他似乎是察覺到了百裡辛的視線,一直保持靜止的身體向後轉動抬起,準確無誤地和百裡辛來了個四目相對。
鋒利的眼刃穿過空氣,直入百裡辛的眼中。
是費一諾。
費一諾穿著一身全黑的衣服,抬頭凝視著百裡辛。
百裡辛發現費一諾似乎很喜歡黑色的衣服,從自己見到他的第一次開始,費一諾穿的就一直是純黑配色,而不是黑白配色。
純黑,黑色的襯衣,黑色的領帶,黑色的西裝,黑色的皮鞋,除此之外他從費一諾身上找不到第二個衣服的顏色。
費一諾似乎並不願意多看百裡辛一眼,下一秒就將視線移開了。
就在這時候外麵的敲門聲響起,一個陌生的聲音傳來:“少爺,你醒了嗎?”
百裡辛沒聽過這個聲音,走過去打開房門,發現來人是一名比張嫂稍顯年輕些的女人。
“少爺,我來打掃房間了。

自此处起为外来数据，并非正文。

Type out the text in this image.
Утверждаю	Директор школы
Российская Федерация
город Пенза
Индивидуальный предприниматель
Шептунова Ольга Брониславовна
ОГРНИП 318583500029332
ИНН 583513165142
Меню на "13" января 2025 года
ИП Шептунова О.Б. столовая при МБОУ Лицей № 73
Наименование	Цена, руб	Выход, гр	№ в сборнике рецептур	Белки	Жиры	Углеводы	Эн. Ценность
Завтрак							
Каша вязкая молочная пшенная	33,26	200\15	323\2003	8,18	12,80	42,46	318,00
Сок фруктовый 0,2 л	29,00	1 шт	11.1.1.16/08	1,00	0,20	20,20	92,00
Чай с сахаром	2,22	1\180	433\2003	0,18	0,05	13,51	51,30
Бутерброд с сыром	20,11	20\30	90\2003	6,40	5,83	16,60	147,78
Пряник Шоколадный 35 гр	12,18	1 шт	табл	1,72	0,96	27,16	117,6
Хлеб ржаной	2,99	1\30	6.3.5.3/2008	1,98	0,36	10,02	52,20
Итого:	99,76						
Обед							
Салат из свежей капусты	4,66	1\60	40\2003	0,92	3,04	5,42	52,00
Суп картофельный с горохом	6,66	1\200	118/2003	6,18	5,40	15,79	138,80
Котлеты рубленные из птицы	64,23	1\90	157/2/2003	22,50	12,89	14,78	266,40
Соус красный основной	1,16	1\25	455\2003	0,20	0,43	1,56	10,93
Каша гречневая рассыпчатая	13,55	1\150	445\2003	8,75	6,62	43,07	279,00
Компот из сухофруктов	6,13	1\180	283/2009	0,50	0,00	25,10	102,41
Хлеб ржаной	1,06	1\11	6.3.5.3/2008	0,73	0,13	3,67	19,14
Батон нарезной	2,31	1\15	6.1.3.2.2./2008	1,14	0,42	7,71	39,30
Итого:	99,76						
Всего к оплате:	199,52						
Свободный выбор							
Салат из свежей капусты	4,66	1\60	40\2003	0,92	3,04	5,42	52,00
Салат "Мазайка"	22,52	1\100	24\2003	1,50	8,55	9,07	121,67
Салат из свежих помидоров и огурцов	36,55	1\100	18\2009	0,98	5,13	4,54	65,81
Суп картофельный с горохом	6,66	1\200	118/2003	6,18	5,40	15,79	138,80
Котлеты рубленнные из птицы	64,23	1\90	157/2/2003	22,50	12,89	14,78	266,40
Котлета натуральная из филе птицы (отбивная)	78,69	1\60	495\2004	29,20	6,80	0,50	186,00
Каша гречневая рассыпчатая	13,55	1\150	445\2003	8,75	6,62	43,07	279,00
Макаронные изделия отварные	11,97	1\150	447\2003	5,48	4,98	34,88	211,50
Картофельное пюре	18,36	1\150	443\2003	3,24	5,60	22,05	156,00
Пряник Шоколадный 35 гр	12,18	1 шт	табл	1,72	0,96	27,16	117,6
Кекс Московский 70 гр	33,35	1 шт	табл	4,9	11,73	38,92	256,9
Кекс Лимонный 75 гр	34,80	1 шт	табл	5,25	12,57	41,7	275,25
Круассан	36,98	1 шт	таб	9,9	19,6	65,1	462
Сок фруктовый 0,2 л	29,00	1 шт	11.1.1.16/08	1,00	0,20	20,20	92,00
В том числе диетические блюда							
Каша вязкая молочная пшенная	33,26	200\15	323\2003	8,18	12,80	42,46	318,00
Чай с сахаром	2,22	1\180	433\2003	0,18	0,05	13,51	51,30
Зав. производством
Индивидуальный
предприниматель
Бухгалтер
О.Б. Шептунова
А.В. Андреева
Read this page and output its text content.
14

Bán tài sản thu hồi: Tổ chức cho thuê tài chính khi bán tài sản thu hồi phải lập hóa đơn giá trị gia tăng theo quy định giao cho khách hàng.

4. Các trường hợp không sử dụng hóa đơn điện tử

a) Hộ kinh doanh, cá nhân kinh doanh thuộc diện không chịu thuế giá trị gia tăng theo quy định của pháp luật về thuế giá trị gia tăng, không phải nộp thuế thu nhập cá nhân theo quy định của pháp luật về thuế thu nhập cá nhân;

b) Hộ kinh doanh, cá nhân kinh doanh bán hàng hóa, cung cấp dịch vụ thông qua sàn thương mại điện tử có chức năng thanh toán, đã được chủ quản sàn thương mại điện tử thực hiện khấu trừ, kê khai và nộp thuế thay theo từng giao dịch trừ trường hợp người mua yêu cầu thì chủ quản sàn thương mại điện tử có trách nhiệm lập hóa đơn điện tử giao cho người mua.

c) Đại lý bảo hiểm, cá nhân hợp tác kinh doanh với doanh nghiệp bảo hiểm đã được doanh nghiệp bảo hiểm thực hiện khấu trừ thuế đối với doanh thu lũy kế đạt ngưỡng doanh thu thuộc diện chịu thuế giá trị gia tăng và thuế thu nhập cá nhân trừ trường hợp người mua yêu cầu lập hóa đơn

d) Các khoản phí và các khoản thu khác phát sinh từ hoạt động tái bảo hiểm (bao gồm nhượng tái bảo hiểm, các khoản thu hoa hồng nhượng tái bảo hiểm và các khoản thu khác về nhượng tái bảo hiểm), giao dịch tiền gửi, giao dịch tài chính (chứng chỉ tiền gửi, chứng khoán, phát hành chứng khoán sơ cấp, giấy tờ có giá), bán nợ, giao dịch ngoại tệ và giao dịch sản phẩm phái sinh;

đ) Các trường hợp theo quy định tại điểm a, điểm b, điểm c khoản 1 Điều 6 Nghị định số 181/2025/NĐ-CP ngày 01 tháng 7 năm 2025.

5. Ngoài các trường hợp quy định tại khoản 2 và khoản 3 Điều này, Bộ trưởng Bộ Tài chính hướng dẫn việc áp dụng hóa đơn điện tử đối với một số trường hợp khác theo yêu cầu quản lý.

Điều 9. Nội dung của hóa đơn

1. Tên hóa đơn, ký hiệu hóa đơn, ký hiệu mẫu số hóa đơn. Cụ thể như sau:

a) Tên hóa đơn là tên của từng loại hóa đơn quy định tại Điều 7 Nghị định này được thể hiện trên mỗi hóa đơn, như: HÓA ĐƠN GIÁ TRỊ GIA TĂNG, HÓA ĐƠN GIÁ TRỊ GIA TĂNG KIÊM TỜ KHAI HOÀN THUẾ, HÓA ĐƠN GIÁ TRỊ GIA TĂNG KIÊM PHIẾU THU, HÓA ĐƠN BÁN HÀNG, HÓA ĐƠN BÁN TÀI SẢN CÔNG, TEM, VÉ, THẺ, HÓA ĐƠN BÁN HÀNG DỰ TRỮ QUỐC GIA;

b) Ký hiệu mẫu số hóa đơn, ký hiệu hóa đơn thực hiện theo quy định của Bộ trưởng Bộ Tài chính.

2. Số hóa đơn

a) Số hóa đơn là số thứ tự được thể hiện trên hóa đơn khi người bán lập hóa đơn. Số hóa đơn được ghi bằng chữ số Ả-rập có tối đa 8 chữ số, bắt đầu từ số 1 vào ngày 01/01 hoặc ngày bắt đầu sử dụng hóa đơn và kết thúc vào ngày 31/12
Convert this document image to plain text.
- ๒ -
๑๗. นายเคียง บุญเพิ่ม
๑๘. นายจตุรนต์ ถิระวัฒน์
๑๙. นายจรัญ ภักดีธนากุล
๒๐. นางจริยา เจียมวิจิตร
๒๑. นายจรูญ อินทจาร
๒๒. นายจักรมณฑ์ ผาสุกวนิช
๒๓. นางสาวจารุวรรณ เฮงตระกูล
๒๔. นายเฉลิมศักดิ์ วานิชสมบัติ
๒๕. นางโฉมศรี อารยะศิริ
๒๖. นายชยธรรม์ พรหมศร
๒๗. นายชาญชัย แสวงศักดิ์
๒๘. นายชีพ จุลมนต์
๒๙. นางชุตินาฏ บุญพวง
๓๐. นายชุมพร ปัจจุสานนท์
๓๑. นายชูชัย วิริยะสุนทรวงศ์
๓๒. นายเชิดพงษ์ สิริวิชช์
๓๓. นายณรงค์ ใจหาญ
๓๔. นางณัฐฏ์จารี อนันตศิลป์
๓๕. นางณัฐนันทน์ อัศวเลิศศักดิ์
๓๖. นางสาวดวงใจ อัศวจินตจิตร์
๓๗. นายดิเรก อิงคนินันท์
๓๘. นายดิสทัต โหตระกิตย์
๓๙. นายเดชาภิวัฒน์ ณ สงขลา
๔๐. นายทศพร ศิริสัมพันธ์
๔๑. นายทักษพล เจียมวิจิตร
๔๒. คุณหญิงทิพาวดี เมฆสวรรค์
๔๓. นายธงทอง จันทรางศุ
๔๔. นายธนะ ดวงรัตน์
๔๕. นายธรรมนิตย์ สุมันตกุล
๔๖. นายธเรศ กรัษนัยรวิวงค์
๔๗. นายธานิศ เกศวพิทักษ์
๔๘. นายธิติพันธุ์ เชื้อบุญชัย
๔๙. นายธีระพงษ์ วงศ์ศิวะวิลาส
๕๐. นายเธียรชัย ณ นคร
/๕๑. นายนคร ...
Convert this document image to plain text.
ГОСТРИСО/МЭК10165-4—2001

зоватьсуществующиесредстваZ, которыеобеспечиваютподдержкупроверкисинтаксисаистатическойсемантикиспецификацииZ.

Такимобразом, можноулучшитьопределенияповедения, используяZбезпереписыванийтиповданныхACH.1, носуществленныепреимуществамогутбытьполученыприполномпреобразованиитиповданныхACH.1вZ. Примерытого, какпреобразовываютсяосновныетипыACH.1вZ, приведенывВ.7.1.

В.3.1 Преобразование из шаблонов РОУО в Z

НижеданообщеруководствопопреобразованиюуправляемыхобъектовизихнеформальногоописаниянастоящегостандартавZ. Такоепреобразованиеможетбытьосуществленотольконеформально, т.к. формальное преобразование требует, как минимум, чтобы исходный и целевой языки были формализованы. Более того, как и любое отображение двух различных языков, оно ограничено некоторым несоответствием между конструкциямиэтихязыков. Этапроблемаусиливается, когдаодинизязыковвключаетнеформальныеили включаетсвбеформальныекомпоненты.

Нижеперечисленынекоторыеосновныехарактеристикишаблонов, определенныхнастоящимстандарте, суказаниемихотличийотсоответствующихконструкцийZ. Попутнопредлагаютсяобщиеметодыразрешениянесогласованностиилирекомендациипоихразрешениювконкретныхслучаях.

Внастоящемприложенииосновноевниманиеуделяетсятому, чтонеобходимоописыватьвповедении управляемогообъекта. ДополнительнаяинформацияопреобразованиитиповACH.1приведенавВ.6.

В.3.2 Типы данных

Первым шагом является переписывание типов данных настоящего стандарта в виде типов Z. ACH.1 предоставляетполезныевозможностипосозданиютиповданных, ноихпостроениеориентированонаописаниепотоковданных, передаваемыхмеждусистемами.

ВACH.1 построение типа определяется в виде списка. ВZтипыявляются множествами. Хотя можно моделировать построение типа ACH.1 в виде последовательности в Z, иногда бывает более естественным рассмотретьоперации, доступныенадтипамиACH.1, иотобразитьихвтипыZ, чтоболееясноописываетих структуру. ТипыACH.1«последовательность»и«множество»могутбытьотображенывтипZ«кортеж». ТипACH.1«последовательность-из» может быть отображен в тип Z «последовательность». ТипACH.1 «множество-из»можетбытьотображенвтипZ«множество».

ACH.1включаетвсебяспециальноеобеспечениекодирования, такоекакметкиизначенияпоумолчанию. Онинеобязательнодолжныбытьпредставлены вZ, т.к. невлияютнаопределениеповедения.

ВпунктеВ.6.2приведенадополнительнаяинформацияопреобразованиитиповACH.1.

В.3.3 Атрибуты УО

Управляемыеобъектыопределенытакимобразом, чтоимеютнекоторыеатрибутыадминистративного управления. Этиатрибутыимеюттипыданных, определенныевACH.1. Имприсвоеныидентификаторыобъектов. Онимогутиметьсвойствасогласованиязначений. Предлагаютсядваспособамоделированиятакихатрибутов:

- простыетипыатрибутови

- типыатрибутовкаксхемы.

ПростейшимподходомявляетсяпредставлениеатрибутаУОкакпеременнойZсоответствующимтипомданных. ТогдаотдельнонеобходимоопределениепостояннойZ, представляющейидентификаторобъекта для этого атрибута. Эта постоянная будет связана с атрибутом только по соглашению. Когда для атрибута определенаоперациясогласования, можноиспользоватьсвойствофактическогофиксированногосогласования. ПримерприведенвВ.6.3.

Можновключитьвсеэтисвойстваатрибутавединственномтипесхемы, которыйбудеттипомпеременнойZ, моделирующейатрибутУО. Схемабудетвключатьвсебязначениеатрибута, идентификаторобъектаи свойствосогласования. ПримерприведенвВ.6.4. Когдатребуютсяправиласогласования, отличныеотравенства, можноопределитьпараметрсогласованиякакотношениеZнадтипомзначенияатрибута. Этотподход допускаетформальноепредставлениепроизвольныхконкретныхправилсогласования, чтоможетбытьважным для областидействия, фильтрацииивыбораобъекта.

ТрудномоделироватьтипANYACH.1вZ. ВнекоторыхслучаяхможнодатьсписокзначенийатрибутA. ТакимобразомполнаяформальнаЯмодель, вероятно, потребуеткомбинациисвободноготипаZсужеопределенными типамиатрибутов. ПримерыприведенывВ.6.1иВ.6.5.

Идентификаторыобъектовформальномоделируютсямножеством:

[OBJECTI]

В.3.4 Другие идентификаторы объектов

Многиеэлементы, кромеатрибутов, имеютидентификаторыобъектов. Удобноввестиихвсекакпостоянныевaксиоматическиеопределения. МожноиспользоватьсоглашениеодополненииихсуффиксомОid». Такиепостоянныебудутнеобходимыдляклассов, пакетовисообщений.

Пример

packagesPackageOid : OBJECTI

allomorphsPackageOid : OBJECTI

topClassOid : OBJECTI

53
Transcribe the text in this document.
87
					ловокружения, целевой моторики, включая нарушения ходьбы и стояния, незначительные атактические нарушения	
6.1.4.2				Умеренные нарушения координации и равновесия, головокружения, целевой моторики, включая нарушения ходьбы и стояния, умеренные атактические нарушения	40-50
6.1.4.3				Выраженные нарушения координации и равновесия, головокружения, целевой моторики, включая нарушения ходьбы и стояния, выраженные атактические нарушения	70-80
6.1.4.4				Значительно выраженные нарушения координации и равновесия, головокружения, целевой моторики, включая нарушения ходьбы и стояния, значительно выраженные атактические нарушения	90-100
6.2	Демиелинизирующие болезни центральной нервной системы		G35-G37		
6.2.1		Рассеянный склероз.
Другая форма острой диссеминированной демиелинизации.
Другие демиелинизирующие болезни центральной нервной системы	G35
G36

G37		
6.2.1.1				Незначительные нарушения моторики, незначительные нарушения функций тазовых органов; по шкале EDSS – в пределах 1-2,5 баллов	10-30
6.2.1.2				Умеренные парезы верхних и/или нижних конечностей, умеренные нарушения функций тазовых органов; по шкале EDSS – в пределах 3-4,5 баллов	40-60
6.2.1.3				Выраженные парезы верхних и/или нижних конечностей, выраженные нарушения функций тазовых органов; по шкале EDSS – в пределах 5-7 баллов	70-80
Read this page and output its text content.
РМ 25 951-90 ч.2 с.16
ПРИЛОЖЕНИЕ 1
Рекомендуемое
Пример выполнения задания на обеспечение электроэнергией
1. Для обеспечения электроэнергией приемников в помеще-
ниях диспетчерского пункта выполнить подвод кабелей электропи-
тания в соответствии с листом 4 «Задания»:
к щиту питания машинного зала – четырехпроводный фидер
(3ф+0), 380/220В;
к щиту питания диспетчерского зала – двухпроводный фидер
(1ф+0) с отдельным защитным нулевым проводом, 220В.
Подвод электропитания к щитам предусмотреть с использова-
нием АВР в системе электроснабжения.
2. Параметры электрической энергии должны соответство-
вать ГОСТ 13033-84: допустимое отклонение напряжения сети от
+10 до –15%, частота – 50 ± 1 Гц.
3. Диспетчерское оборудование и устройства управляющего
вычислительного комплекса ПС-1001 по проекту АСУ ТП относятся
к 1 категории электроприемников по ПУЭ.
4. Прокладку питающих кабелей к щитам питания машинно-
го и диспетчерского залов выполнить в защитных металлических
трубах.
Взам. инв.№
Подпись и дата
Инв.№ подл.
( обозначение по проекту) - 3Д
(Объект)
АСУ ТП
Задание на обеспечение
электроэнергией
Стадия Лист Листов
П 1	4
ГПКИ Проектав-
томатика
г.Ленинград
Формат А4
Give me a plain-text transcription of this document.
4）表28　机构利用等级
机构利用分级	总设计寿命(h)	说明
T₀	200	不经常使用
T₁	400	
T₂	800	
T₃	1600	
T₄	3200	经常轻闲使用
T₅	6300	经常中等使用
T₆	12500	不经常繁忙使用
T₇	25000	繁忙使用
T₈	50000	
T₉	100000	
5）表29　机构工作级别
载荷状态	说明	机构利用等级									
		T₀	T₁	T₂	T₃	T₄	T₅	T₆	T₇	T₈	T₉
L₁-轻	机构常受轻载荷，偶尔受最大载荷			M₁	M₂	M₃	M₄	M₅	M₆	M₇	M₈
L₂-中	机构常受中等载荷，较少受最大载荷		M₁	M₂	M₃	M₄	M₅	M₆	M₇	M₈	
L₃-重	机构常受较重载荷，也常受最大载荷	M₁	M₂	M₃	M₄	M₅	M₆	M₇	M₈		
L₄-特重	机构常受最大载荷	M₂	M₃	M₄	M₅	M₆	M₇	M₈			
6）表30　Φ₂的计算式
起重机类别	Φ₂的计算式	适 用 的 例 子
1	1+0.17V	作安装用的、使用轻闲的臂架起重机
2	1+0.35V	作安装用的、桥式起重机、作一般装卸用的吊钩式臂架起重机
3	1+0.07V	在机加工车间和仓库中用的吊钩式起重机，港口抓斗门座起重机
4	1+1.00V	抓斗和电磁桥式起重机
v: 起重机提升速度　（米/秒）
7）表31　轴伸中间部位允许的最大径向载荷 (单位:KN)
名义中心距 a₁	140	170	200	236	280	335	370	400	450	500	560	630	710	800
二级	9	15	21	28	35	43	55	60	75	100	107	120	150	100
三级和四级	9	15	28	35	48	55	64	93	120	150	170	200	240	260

”那人說話間晃了晃手裡的打掃工具。
百裡辛試探道:“王姐?”
女人驚奇地瞪大眼睛,“少爺您不是失憶了嗎?怎麼會認識我的?”
百裡辛解釋道:“我不認識你,這是我聽張嫂說過,給我的房間打掃衛生的人叫‘王姐’,所以我剛剛才猜你就是王姐。”
王姐連連點頭,“沒錯,我就是王姐。”
女人認認真真從上到下端詳打量著百裡辛,“少爺,看到你沒事真好。”
說著她擦了擦眼角,“沒想到還能再見到您,真好。”
王姐和原主的關係似乎是比張嫂要親近些,百裡辛給王姐讓了個位置,示意王姐進來。
女人很勤勞,剛一走進臥室就率先走到床邊拉開窗簾打開了窗戶通風。
外麵明媚的陽光瞬間照進臥室裡,百裡辛被燦爛的陽光刺了一下,本能地眯起了眼睛。
等到他適應了亮度的時候,王姐已經開始自顧自擦起了窗台。
百裡辛走到王姐身邊,窗外那條頎長的黑色身影已經不見了。
“王姐,”百裡辛朝著外麵的玫瑰花指了指,“這片玫瑰花園是誰種的?”
王姐擦窗台的手不見停頓,這是抽空朝著玫瑰花園瞥了一眼,“那是費先生種的,因為夫人喜歡玫瑰。”
“夫人,指的是我母親嗎?”
王姐:“當然了,除了您母親誰還是這個家的夫人呀。”
“要我說,您母親真是嫁對人了,我們這些下人私底下閒聊起來,都特彆羨慕您母親。”
“費先生為了討夫人歡心,特意挖了這麼一片園子,專門給她種上了玫瑰花。”
“不僅如此,費先生還會時不時就親自摘一些玫瑰花插在花瓶裡,給夫人驚喜。”
百裡辛看著知無不言的王姐,“費先生……是個什麼樣的人?”
“費先生雖然有五十多歲了,但是一點都看不出年齡,看起來像四十出頭。而且他不僅長得好看,性格也是溫柔儒雅,還這麼多金,最主要的是費先生疼老婆。”
“費先生對我們這些打工人也特彆照顧,給我們的工資都比其他人多,而且還不用我們乾很多活。彆人家的傭人一般都是二十四小時工作,費先生就不了。他給我們安排的時間是八小時製,到了下午五點就讓我們下班回家。”